1.1Constructing a parser

The first example uses a small grammar for parsing numbers. This is very similar to the grammar used for the CoffeeGrinder example except that it’s been expressed in somewhat more idiomatic iXML.

    number = integer | float | scientific .
      sign = '+' | '-' .
    -digit = ['0'-'9'] .
    digits = digit+ .
   integer = sign?, digits .
     point = -'.' .
     float = sign?, digits, point, digits .
         E = -'E' .
scientific = integer, E, sign?, digits
           | float, E, sign?, digits .

Begin by making an InvisibleXml object.

ParserOptions options = new ParserOptions();
InvisibleXml invisibleXml = new InvisibleXml(options);

There are a number of options that you can specify to control various aspects of the parse, but the defaults are reasonable.

1.2Parsing the input

From the InvisibleXml object, we can get a parser for a particular grammar and parse input with it to obtain a document:

File grammar = new File("src/test/resources/numbers.ixml");
InvisibleXmlParser parser = invisibleXml.getParser(grammar);
InvisibleXmlDocument document = parser.parse(number);

Methods on the document can be used to check if the parse succeeded.

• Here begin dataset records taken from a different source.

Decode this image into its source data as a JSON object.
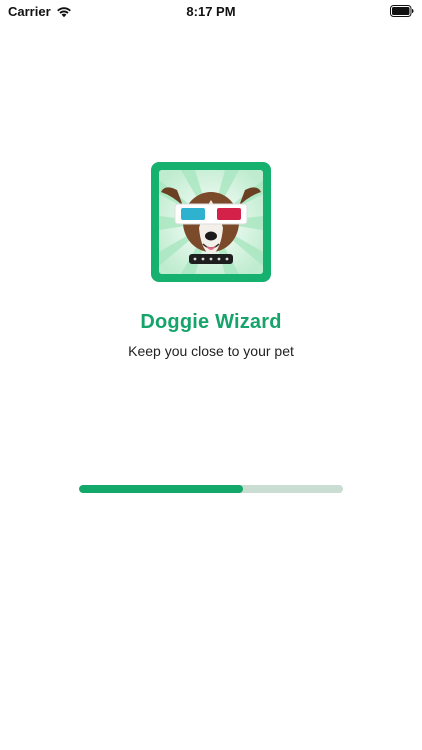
{
  "status_bar": {
    "carrier": "Carrier",
    "time": "8:17 PM",
    "wifi_icon": "wifi-icon",
    "battery_icon": "battery-icon"
  },
  "splash": {
    "app_icon": "dog-with-3d-glasses-icon",
    "app_name": "Doggie Wizard",
    "tagline": "Keep you close to your pet",
    "progress_fraction": 0.62
  },
  "colors": {
    "brand_green": "#16b06f",
    "title_green": "#17a46b",
    "progress_track": "#c9ddd3",
    "progress_fill": "#12a86a"
  }
}
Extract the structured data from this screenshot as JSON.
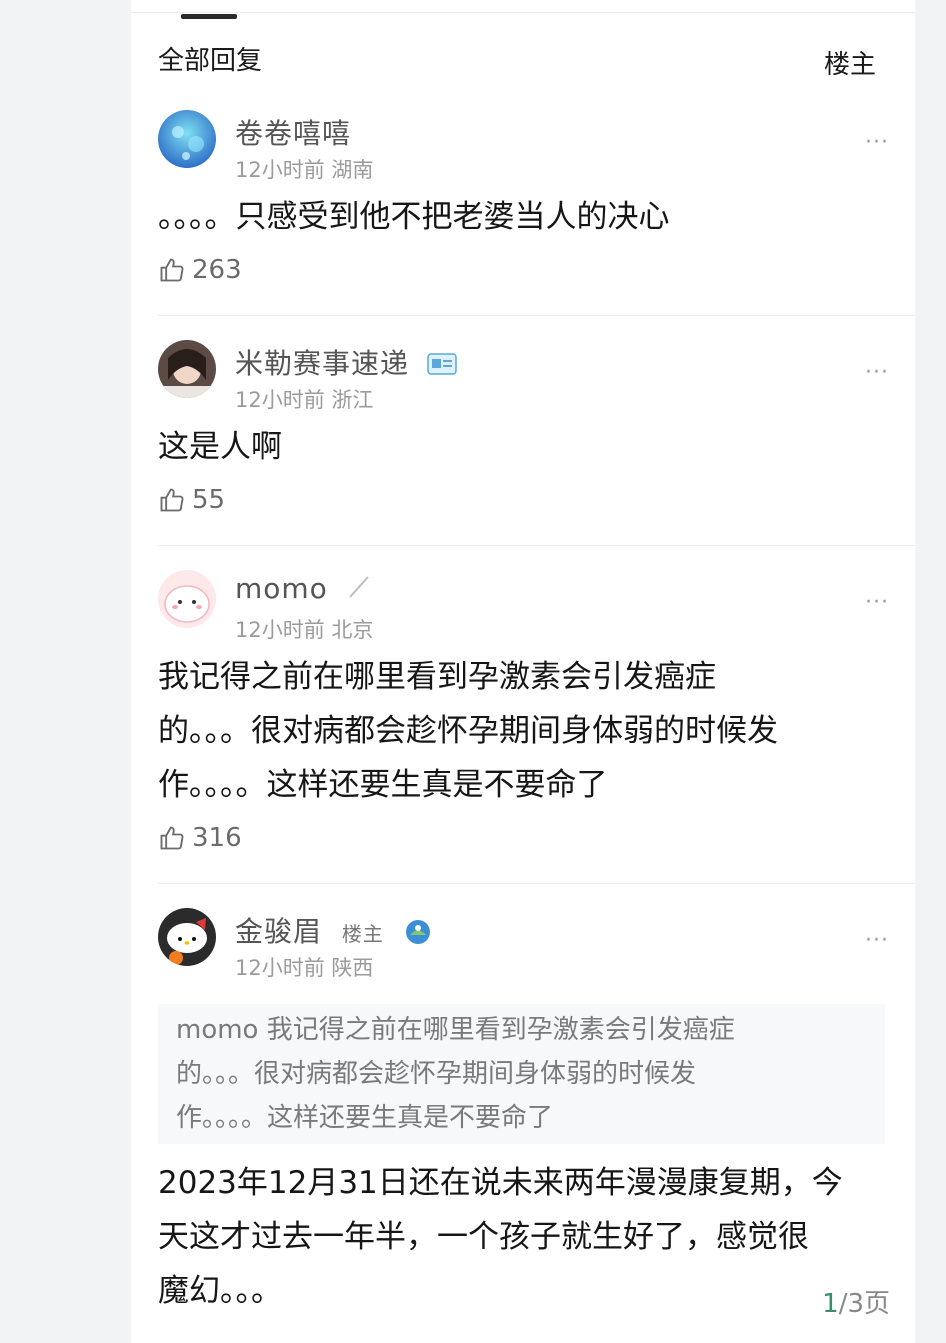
{
  "header": {
    "title": "全部回复",
    "owner_filter": "楼主"
  },
  "comments": [
    {
      "name": "卷卷嘻嘻",
      "time": "12小时前",
      "location": "湖南",
      "text": "。。。。只感受到他不把老婆当人的决心",
      "likes": "263"
    },
    {
      "name": "米勒赛事速递",
      "time": "12小时前",
      "location": "浙江",
      "text": "这是人啊",
      "likes": "55"
    },
    {
      "name": "momo",
      "time": "12小时前",
      "location": "北京",
      "text_lines": [
        "我记得之前在哪里看到孕激素会引发癌症",
        "的。。。很对病都会趁怀孕期间身体弱的时候发",
        "作。。。。这样还要生真是不要命了"
      ],
      "likes": "316"
    },
    {
      "name": "金骏眉",
      "badge": "楼主",
      "time": "12小时前",
      "location": "陕西",
      "quote_lines": [
        "momo 我记得之前在哪里看到孕激素会引发癌症",
        "的。。。很对病都会趁怀孕期间身体弱的时候发",
        "作。。。。这样还要生真是不要命了"
      ],
      "text_lines": [
        "2023年12月31日还在说未来两年漫漫康复期，今",
        "天这才过去一年半，一个孩子就生好了，感觉很",
        "魔幻。。。"
      ]
    }
  ],
  "more_label": "···",
  "pagination": {
    "current": "1",
    "rest": "/3页"
  },
  "colors": {
    "accent": "#3a8f6b",
    "text": "#161616",
    "muted": "#9b9b9b"
  }
}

If it did, we can construct a result tree.

if (document.succeeded()) {
    String tree = document.getTree();
    return String.format("%s is a number: %s", number, tree);
} else {
    return String.format("%s is not a number", number);
}

1.3Processing the results

The getTree() method returns a string. There are other methods for accessing the forest that can use builders to construct trees:

if (document.succeeded()) {
    StringTreeBuilder builder = new StringTreeBuilder();
    ParseForest forest = document.getResult().getForest();
    Arborist.getArborist(forest).getTree(builder);
    String tree = builder.getTree();
    return String.format("%s is a number: %s", number, tree);
} else {
    return String.format("%s is not a number", number);
}

Builders can be used to construct a generic tree of “plain old Java objects” or send events to a SAX content handler to construct the tree.

1.4Ambiguous results

In the case of ambiguous results, you can ask how many trees there are:

long parseCount = document.getNumberOfParses();
if (parseCount > 1) {
    if (document.isInfinitelyAmbiguous()) {
        return String.format("%s is a date (in infinite ways): %s", date, tree);
    }
    return String.format("%s is a date (%d ways): %s", date, parseCount, tree);
}

Beware that in an infinitely ambigous forest, the number returned is wildely inaccurate (in as much as it is infinitely less than ∞!). It tells you something about how the forest divides into ambiguous branches, but doesn’t attempt to account for loops.